Thanks for doing this.  I will try to make time to measure both with
and without this patch over the coming week.

Also, apologies for not responding earlier to your messages circa May
18 (dratted allergies!).  I was careless in describing Yamamoto-san's
original patch from 2003.  That patch collapsed all _device_
interrupts to a single level; IPI and timers were separate.

OTOH, the more I measure maximum TCP throughput (with ttcp-like tests),
the more convinced I become that what we (I) really need is a "pipeline" or
"dataflow" TCP, where multiple CPUs can process a single flow.  The tests
I've done so far indicate that, with TSO on wm(4) and a moderate-to-fast CPU,
NetBSD's TCP can send at about 2x the rate it can receive.

The implications for single-stream TCP max throughput are obvious.
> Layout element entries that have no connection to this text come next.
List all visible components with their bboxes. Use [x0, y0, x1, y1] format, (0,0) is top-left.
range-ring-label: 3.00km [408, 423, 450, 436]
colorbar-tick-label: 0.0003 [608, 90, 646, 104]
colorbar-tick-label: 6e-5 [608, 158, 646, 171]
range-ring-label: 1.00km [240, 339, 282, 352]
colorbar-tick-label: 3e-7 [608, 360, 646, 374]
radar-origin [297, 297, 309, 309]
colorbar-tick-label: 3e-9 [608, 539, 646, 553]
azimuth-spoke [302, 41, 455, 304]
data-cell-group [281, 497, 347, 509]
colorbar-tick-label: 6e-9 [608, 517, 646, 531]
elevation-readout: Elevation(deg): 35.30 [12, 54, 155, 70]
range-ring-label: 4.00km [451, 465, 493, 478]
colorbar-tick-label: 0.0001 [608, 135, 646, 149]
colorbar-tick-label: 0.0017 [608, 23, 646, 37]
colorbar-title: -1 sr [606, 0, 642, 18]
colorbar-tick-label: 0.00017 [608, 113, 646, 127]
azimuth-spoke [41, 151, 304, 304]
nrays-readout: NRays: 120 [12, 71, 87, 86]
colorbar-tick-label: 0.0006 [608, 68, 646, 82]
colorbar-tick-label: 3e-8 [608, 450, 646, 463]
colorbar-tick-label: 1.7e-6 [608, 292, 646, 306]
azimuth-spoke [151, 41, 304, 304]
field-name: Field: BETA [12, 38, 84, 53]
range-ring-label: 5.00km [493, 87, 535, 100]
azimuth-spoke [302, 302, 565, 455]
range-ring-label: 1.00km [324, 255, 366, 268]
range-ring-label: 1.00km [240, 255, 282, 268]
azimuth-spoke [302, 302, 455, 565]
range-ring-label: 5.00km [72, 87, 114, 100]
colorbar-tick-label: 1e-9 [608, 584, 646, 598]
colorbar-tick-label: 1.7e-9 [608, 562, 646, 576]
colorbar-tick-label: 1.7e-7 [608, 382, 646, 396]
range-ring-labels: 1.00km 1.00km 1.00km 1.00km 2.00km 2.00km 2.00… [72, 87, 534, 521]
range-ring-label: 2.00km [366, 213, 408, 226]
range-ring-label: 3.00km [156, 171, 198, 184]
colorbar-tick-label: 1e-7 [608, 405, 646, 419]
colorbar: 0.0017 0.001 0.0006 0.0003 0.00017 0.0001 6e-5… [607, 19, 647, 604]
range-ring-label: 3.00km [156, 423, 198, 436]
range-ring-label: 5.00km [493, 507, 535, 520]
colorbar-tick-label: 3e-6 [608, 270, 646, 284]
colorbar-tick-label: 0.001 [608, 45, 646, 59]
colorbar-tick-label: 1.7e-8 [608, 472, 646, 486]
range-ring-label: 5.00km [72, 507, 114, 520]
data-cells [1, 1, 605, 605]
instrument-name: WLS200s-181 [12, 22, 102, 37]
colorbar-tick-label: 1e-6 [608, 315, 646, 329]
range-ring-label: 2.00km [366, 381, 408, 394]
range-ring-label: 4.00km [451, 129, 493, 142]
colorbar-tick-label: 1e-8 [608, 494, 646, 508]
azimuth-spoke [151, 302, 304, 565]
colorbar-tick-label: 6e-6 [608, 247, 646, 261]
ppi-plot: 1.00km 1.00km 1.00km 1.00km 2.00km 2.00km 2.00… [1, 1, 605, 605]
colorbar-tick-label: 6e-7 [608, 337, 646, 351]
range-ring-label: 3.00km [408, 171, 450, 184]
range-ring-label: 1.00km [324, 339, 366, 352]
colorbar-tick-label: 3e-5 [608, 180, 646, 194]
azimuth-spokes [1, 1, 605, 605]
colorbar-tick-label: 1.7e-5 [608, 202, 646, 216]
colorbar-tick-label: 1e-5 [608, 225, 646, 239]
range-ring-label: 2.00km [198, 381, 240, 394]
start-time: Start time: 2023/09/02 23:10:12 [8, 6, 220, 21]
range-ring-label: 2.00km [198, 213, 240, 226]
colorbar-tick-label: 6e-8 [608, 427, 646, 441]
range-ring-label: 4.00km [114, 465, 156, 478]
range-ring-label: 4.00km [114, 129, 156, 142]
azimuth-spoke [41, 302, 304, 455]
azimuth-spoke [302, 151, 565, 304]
If we start going down route of making the network stack even partially
SMP-safe, then I think the consensus on tech-kern is that we'll also
need to head in the direction of making all interrupts ordered; with
associated, hierarchically-ordered (spin)locks at each level.

Have you thought about that at all?

[I have my own ideas about where to get the most "bang-for-buck", in
terms of yield for [S]MOP effort, for multi-CPU TCP throughput: make
socket buffers SMP-safe, and process receive-side TCP up into the
socket buffer at splsoftnet(), while allowing a separate CPU to do the
upper-half copyout() in process context.  But that's a separate discussion.]